VII. Worin liegt das Tragische der Orpheus - Eurydice-Geschichte?

Das Tragische liegt darin, dass Orpheus Eurydike verliert, weil er sie zu sehr liebt
seine Schuld kommt aus seiner Liebe, denn er wendet sich nach ihr um, um ihr zu helfen
und weil er aus Liebe übergroße Sehnsucht nach ihr hat
Endgültigkeit des Todes


VIII. In welcher Hinsicht passt die vorliegende Erzählung zu den ,Metamorphosen , als Verwandlungssage?

Verwandlung vom Leben zum Tod und umgekehrt.

IX. Es gibt die These, Ovid habe durch das Verwandeln in den ,Metamorphosen’ Tragisches in letzter
Konsequenz vermieden. Wie erklärt sich diese These und trifft sie für die Orpheus-Eurydice-Erzählung zu?

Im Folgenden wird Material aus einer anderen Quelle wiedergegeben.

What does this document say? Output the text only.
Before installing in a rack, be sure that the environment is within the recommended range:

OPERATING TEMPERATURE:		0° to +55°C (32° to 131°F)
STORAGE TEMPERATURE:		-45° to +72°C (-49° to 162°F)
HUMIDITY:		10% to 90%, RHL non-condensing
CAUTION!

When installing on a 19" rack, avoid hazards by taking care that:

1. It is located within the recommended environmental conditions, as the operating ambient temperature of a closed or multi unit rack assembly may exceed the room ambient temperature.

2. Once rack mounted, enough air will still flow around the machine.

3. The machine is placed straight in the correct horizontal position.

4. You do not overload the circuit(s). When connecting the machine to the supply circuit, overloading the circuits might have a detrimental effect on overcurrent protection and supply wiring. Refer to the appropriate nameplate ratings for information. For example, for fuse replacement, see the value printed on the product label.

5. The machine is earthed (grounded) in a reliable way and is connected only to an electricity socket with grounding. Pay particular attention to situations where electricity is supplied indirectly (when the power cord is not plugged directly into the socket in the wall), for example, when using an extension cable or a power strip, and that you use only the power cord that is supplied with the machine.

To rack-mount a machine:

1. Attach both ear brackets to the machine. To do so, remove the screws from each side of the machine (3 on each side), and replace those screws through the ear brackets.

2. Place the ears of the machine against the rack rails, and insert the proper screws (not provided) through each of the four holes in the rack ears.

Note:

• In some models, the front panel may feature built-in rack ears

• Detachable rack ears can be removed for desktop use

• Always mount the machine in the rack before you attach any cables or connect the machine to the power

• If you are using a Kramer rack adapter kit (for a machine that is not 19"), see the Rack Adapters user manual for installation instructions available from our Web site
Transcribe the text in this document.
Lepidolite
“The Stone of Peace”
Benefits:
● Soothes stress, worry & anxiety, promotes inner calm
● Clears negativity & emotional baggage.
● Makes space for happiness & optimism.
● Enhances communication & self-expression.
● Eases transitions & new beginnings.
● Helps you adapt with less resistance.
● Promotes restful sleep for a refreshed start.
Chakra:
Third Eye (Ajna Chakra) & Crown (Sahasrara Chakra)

Da die Verwandlung oft kein endgültiges Ende bedeutet, sondern ein Weiterleben in einer anderen Form (z.B. Acis), gibt es für Ovid (oft) keinen endgültigen Untergang;
die letzte Verwandlung Eurydikes von einer Lebenden zu einer Toten aber ist endgültig, hier gibt es kein Weiterleben in einer anderen Gestalt, sondern nur den Tod.

X. Erläutern Sie, wieso auch im Blick auf den Gesamtaufbau der ,Metamorphosen' von einer Metamorphose gesprochen werden kann!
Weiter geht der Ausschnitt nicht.